Now that he will join Smoltz in the Atlanta rotation, Hudson hopes to help the Braves finish atop the division for an unprecedented 14th straight season.
"I grew up idolizing those guys," Hudson said Friday. "When I was out in Oakland, there were a lot of comparisons to the Atlanta staff. I was blown away just being compared to those guys."
The Braves introduced Hudson, who grew up in east Alabama and starred at Auburn, a day after acquiring him in a deal that sent top pitching prospect Dan Meyer, outfielder Charles Thomas and reliever Juan Cruz to the Athletics.
The 29-year-old Hudson has a .702 career winning percentage, which ranks third in history among pitchers with 100 decisions. Oakland general manager Billy Beane called Hudson, who was visiting with family members in Auburn, to tell him of the trade.
"There's obviously a lot of emotions over the last day," Hudson said. "This is the first time we've ever had to deal with something like this. There's obviously a lot of sadness involved. On the other hand, there's also a lot of excitement."
According to Hudson, the cost-conscious A's never approached him about extending a contract that expires after the 2005 season. He will earn $5 million next season.
Smoltz, who agreed to return to the rotation after setting a franchise record with 154 saves, reached terms on a new agreement Thursday that will pay him $20 million through 2006. Hudson has yet to discuss a long-term contract with the Braves, but he hopes either to sign a new deal or to put talks on hold before spring training starts in two months.
"Come spring training, I don't want the focus to be on the contract," Hudson said. "Nobody likes this part of baseball. I don't have to like it, but I do understand it."
Oakland drafted Hudson in the sixth round of 1997, the same year he was named Southeastern Conference Player of the Year. He went 20-6 with a 4.14 ERA in 2000, his first full season in the majors.
His 81 victories over the last five years tied him for most in the AL and fifth overall. Braves general manager John Schuerholz and Hudson disputed any lingering problems from the strained left oblique muscle that left him under 30 starts and 200 innings for
the first time in five years.
Even so, Hudson finished 12-6 with a 3.53 ERA with 103 strikeouts and 44 walks in 188 2/3 innings.

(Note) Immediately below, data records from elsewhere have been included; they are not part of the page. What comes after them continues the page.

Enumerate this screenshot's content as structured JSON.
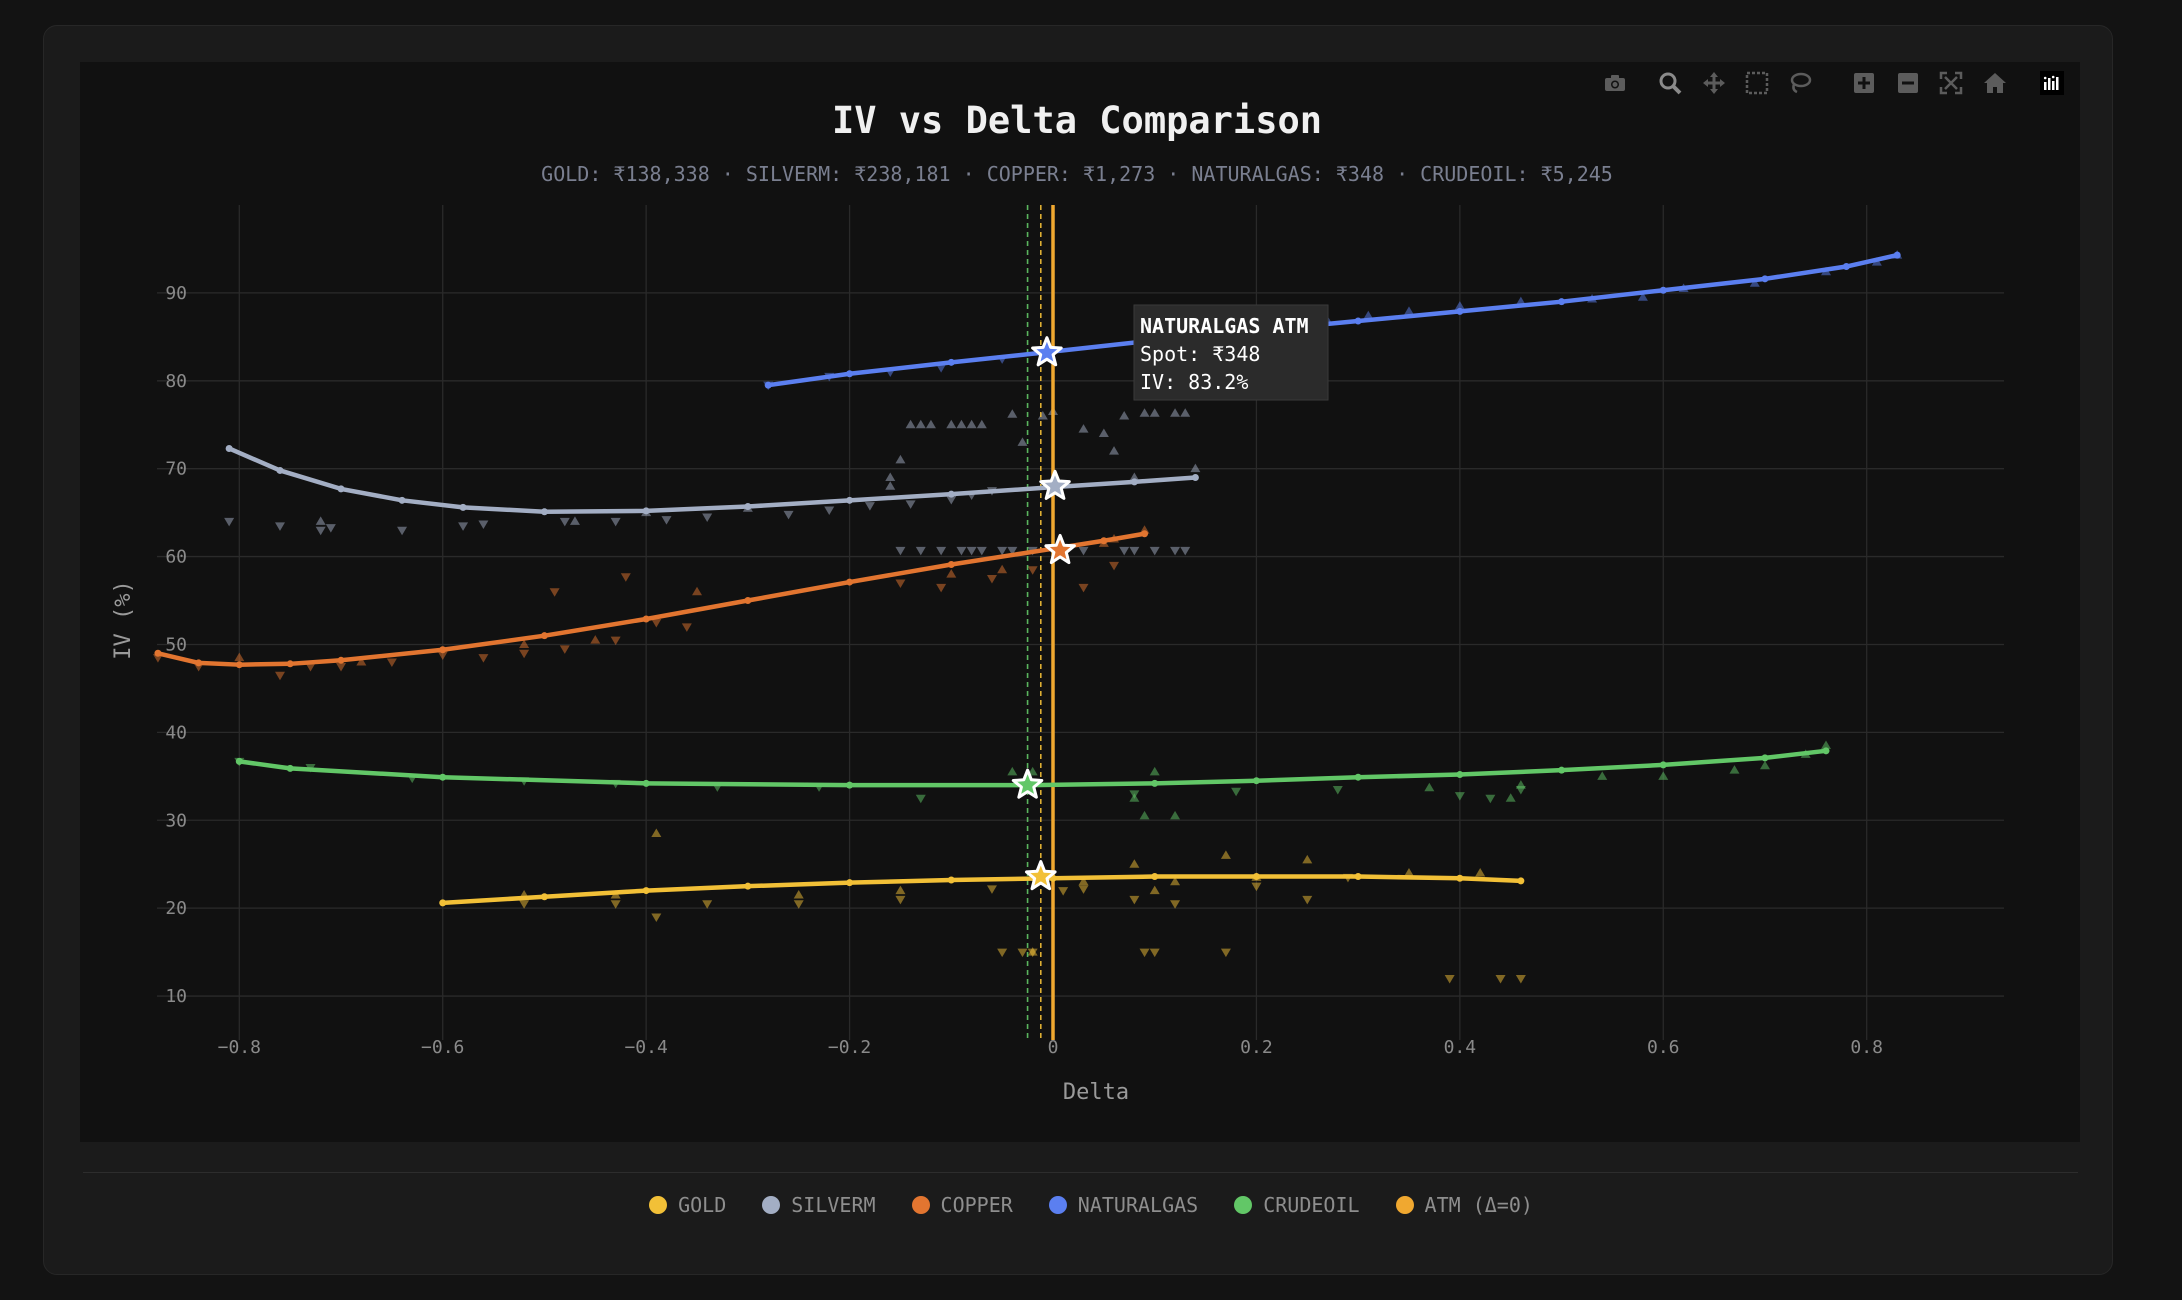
{
  "toolbar": {
    "icons": [
      "camera-icon",
      "zoom-icon",
      "pan-icon",
      "box-select-icon",
      "lasso-select-icon",
      "zoom-in-icon",
      "zoom-out-icon",
      "autoscale-icon",
      "reset-axes-icon",
      "plotly-logo-icon"
    ]
  },
  "chart_data": {
    "type": "line",
    "title": "IV vs Delta Comparison",
    "subtitle": "GOLD: ₹138,338 · SILVERM: ₹238,181 · COPPER: ₹1,273 · NATURALGAS: ₹348 · CRUDEOIL: ₹5,245",
    "xlabel": "Delta",
    "ylabel": "IV (%)",
    "xlim": [
      -0.935,
      0.935
    ],
    "ylim": [
      5,
      100
    ],
    "xticks": [
      -0.8,
      -0.6,
      -0.4,
      -0.2,
      0,
      0.2,
      0.4,
      0.6,
      0.8
    ],
    "xtick_labels": [
      "−0.8",
      "−0.6",
      "−0.4",
      "−0.2",
      "0",
      "0.2",
      "0.4",
      "0.6",
      "0.8"
    ],
    "yticks": [
      10,
      20,
      30,
      40,
      50,
      60,
      70,
      80,
      90
    ],
    "ytick_labels": [
      "10",
      "20",
      "30",
      "40",
      "50",
      "60",
      "70",
      "80",
      "90"
    ],
    "grid": true,
    "legend_placement": "bottom-center",
    "series": [
      {
        "name": "GOLD",
        "color": "#f2c037",
        "x": [
          -0.6,
          -0.5,
          -0.4,
          -0.3,
          -0.2,
          -0.1,
          0,
          0.1,
          0.2,
          0.3,
          0.4,
          0.46
        ],
        "y": [
          20.6,
          21.3,
          22.0,
          22.5,
          22.9,
          23.2,
          23.4,
          23.6,
          23.6,
          23.6,
          23.4,
          23.1
        ],
        "atm": {
          "x": -0.012,
          "y": 23.6
        }
      },
      {
        "name": "SILVERM",
        "color": "#a3aec4",
        "x": [
          -0.81,
          -0.76,
          -0.7,
          -0.64,
          -0.58,
          -0.5,
          -0.4,
          -0.3,
          -0.2,
          -0.1,
          0,
          0.08,
          0.14
        ],
        "y": [
          72.3,
          69.8,
          67.7,
          66.4,
          65.6,
          65.1,
          65.2,
          65.7,
          66.4,
          67.1,
          67.9,
          68.5,
          69.0
        ],
        "atm": {
          "x": 0.002,
          "y": 68.0
        }
      },
      {
        "name": "COPPER",
        "color": "#e27530",
        "x": [
          -0.88,
          -0.84,
          -0.8,
          -0.75,
          -0.7,
          -0.6,
          -0.5,
          -0.4,
          -0.3,
          -0.2,
          -0.1,
          0,
          0.05,
          0.09
        ],
        "y": [
          49.0,
          47.9,
          47.7,
          47.8,
          48.2,
          49.4,
          51.0,
          52.9,
          55.0,
          57.1,
          59.1,
          60.9,
          61.8,
          62.6
        ],
        "atm": {
          "x": 0.007,
          "y": 60.7
        }
      },
      {
        "name": "NATURALGAS",
        "color": "#5b7ff0",
        "x": [
          -0.28,
          -0.2,
          -0.1,
          -0.01,
          0.1,
          0.2,
          0.3,
          0.4,
          0.5,
          0.6,
          0.7,
          0.78,
          0.83
        ],
        "y": [
          79.5,
          80.8,
          82.1,
          83.2,
          84.6,
          85.7,
          86.8,
          87.9,
          89.0,
          90.3,
          91.6,
          93.0,
          94.3
        ],
        "atm": {
          "x": -0.006,
          "y": 83.2
        }
      },
      {
        "name": "CRUDEOIL",
        "color": "#62c767",
        "x": [
          -0.8,
          -0.75,
          -0.6,
          -0.4,
          -0.2,
          -0.02,
          0.1,
          0.2,
          0.3,
          0.4,
          0.5,
          0.6,
          0.7,
          0.76
        ],
        "y": [
          36.7,
          35.9,
          34.9,
          34.2,
          34.0,
          34.0,
          34.2,
          34.5,
          34.9,
          35.2,
          35.7,
          36.3,
          37.1,
          37.9
        ],
        "atm": {
          "x": -0.025,
          "y": 34.0
        }
      }
    ],
    "markers": [
      {
        "series": "GOLD",
        "type": "put",
        "points": [
          [
            -0.52,
            20.5
          ],
          [
            -0.43,
            20.5
          ],
          [
            -0.39,
            19.0
          ],
          [
            -0.34,
            20.5
          ],
          [
            -0.25,
            20.5
          ],
          [
            -0.15,
            21.0
          ],
          [
            -0.06,
            22.2
          ],
          [
            -0.05,
            15.0
          ],
          [
            -0.03,
            15.0
          ],
          [
            -0.02,
            15.0
          ],
          [
            0.01,
            22.0
          ],
          [
            0.03,
            22.2
          ],
          [
            0.08,
            21.0
          ],
          [
            0.09,
            15.0
          ],
          [
            0.1,
            15.0
          ],
          [
            0.12,
            20.5
          ],
          [
            0.17,
            15.0
          ],
          [
            0.2,
            22.5
          ],
          [
            0.25,
            21.0
          ],
          [
            0.29,
            23.5
          ],
          [
            0.39,
            12.0
          ],
          [
            0.44,
            12.0
          ],
          [
            0.46,
            12.0
          ]
        ]
      },
      {
        "series": "GOLD",
        "type": "call",
        "points": [
          [
            -0.52,
            21.5
          ],
          [
            -0.43,
            21.5
          ],
          [
            -0.39,
            28.5
          ],
          [
            -0.25,
            21.5
          ],
          [
            -0.15,
            22.0
          ],
          [
            -0.02,
            15.0
          ],
          [
            0.03,
            23.0
          ],
          [
            0.08,
            25.0
          ],
          [
            0.1,
            22.0
          ],
          [
            0.12,
            23.0
          ],
          [
            0.17,
            26.0
          ],
          [
            0.2,
            23.5
          ],
          [
            0.25,
            25.5
          ],
          [
            0.35,
            24.0
          ],
          [
            0.42,
            24.0
          ]
        ]
      },
      {
        "series": "SILVERM",
        "type": "put",
        "points": [
          [
            -0.81,
            64
          ],
          [
            -0.76,
            63.5
          ],
          [
            -0.72,
            63
          ],
          [
            -0.71,
            63.3
          ],
          [
            -0.64,
            63
          ],
          [
            -0.58,
            63.5
          ],
          [
            -0.56,
            63.7
          ],
          [
            -0.48,
            64
          ],
          [
            -0.43,
            64
          ],
          [
            -0.38,
            64.2
          ],
          [
            -0.34,
            64.5
          ],
          [
            -0.26,
            64.8
          ],
          [
            -0.22,
            65.3
          ],
          [
            -0.18,
            65.8
          ],
          [
            -0.14,
            66
          ],
          [
            -0.1,
            66.5
          ],
          [
            -0.08,
            67
          ],
          [
            -0.06,
            67.5
          ],
          [
            0.03,
            60.7
          ],
          [
            0.07,
            60.7
          ],
          [
            0.08,
            60.7
          ],
          [
            0.1,
            60.7
          ],
          [
            0.12,
            60.7
          ],
          [
            0.13,
            60.7
          ],
          [
            -0.15,
            60.7
          ],
          [
            -0.13,
            60.7
          ],
          [
            -0.11,
            60.7
          ],
          [
            -0.09,
            60.7
          ],
          [
            -0.08,
            60.7
          ],
          [
            -0.07,
            60.7
          ],
          [
            -0.05,
            60.7
          ],
          [
            -0.04,
            60.7
          ],
          [
            -0.02,
            60.7
          ]
        ]
      },
      {
        "series": "SILVERM",
        "type": "call",
        "points": [
          [
            -0.72,
            64
          ],
          [
            -0.47,
            64
          ],
          [
            -0.4,
            65
          ],
          [
            -0.3,
            65.5
          ],
          [
            -0.16,
            68
          ],
          [
            -0.16,
            69
          ],
          [
            -0.15,
            71
          ],
          [
            -0.14,
            75
          ],
          [
            -0.13,
            75
          ],
          [
            -0.12,
            75
          ],
          [
            -0.1,
            75
          ],
          [
            -0.09,
            75
          ],
          [
            -0.08,
            75
          ],
          [
            -0.07,
            75
          ],
          [
            -0.04,
            76.2
          ],
          [
            -0.03,
            73
          ],
          [
            -0.01,
            76
          ],
          [
            0.0,
            76.5
          ],
          [
            0.03,
            74.5
          ],
          [
            0.05,
            74
          ],
          [
            0.06,
            72
          ],
          [
            0.07,
            76
          ],
          [
            0.08,
            69
          ],
          [
            0.09,
            76.3
          ],
          [
            0.1,
            76.3
          ],
          [
            0.12,
            76.3
          ],
          [
            0.13,
            76.3
          ],
          [
            0.14,
            70
          ]
        ]
      },
      {
        "series": "COPPER",
        "type": "put",
        "points": [
          [
            -0.88,
            48.5
          ],
          [
            -0.84,
            47.5
          ],
          [
            -0.76,
            46.5
          ],
          [
            -0.73,
            47.5
          ],
          [
            -0.7,
            47.5
          ],
          [
            -0.65,
            48
          ],
          [
            -0.6,
            48.8
          ],
          [
            -0.56,
            48.5
          ],
          [
            -0.52,
            49
          ],
          [
            -0.48,
            49.5
          ],
          [
            -0.43,
            50.5
          ],
          [
            -0.39,
            52.5
          ],
          [
            -0.36,
            52
          ],
          [
            -0.42,
            57.7
          ],
          [
            -0.49,
            56
          ],
          [
            -0.15,
            57
          ],
          [
            -0.11,
            56.5
          ],
          [
            -0.06,
            57.5
          ],
          [
            -0.02,
            58.5
          ],
          [
            0.03,
            56.5
          ],
          [
            0.06,
            59
          ]
        ]
      },
      {
        "series": "COPPER",
        "type": "call",
        "points": [
          [
            -0.8,
            48.5
          ],
          [
            -0.68,
            48
          ],
          [
            -0.52,
            50
          ],
          [
            -0.45,
            50.5
          ],
          [
            -0.35,
            56
          ],
          [
            -0.1,
            58
          ],
          [
            -0.05,
            58.5
          ],
          [
            0.05,
            61.5
          ],
          [
            0.06,
            62
          ],
          [
            0.09,
            63
          ]
        ]
      },
      {
        "series": "NATURALGAS",
        "type": "put",
        "points": [
          [
            -0.28,
            79.5
          ],
          [
            -0.22,
            80.5
          ],
          [
            -0.16,
            81
          ],
          [
            -0.11,
            81.5
          ],
          [
            -0.05,
            82.5
          ]
        ]
      },
      {
        "series": "NATURALGAS",
        "type": "call",
        "points": [
          [
            0.14,
            84.8
          ],
          [
            0.2,
            85.7
          ],
          [
            0.27,
            86.8
          ],
          [
            0.31,
            87.4
          ],
          [
            0.35,
            87.9
          ],
          [
            0.4,
            88.5
          ],
          [
            0.46,
            89
          ],
          [
            0.53,
            89.3
          ],
          [
            0.58,
            89.5
          ],
          [
            0.62,
            90.5
          ],
          [
            0.69,
            91.1
          ],
          [
            0.76,
            92.4
          ],
          [
            0.81,
            93.5
          ],
          [
            0.83,
            94.3
          ]
        ]
      },
      {
        "series": "CRUDEOIL",
        "type": "put",
        "points": [
          [
            -0.8,
            36.7
          ],
          [
            -0.73,
            36
          ],
          [
            -0.63,
            34.8
          ],
          [
            -0.52,
            34.5
          ],
          [
            -0.43,
            34.2
          ],
          [
            -0.33,
            33.8
          ],
          [
            -0.23,
            33.8
          ],
          [
            -0.13,
            32.5
          ],
          [
            -0.03,
            33.8
          ],
          [
            0.08,
            33
          ],
          [
            0.18,
            33.3
          ],
          [
            0.28,
            33.5
          ],
          [
            0.4,
            32.8
          ],
          [
            0.43,
            32.5
          ],
          [
            0.46,
            33.5
          ]
        ]
      },
      {
        "series": "CRUDEOIL",
        "type": "call",
        "points": [
          [
            -0.04,
            35.5
          ],
          [
            -0.02,
            35.5
          ],
          [
            0.08,
            32.5
          ],
          [
            0.1,
            35.5
          ],
          [
            0.09,
            30.5
          ],
          [
            0.12,
            30.5
          ],
          [
            0.37,
            33.7
          ],
          [
            0.45,
            32.5
          ],
          [
            0.46,
            34
          ],
          [
            0.54,
            35
          ],
          [
            0.6,
            35
          ],
          [
            0.67,
            35.7
          ],
          [
            0.7,
            36.2
          ],
          [
            0.74,
            37.5
          ],
          [
            0.76,
            38.5
          ]
        ]
      }
    ],
    "atm_line": {
      "name": "ATM (Δ=0)",
      "x": 0,
      "color": "#f0a830"
    },
    "atm_ref_lines": [
      {
        "x": -0.025,
        "color": "#62c767"
      },
      {
        "x": -0.012,
        "color": "#f2c037"
      }
    ],
    "tooltip": {
      "title": "NATURALGAS ATM",
      "line1": "Spot: ₹348",
      "line2": "IV: 83.2%"
    }
  },
  "legend": [
    {
      "label": "GOLD",
      "color": "#f2c037"
    },
    {
      "label": "SILVERM",
      "color": "#a3aec4"
    },
    {
      "label": "COPPER",
      "color": "#e27530"
    },
    {
      "label": "NATURALGAS",
      "color": "#5b7ff0"
    },
    {
      "label": "CRUDEOIL",
      "color": "#62c767"
    },
    {
      "label": "ATM (Δ=0)",
      "color": "#f0a830"
    }
  ]
}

Schuerholz first approached Beane about Hudson as the GM meetings last month in Key Biscayne, Fla.
"We feel the addition of Tim to our starting rotation, with John Smoltz coming back and the addition of Dan Kolb as closer gives us as formidable a pitching staff as we've had in a long time," Schuerholz said. "When you can acquire a player of Tim's
caliber and excellence, he becomes a leader not only of our pitching staff but our team as well."
Last season was the first Atlanta entered since '91 without a true ace. Tom Glavine left to sign with the New York Mets in 2003, and Greg Maddux signed with the Chicago Cubs last offseason. Though Russ Ortiz led the NL with 21 wins in '03, he allowed 112 walks, second-most in the NL, and his ERA rose 18 points to 4.13.
"We've had some great pitching staffs all these years or we wouldn't have won that many divisional titles," Cox said. "That's for sure. It's been our history here in Atlanta to have good pitching, and once again we're going to have great pitching."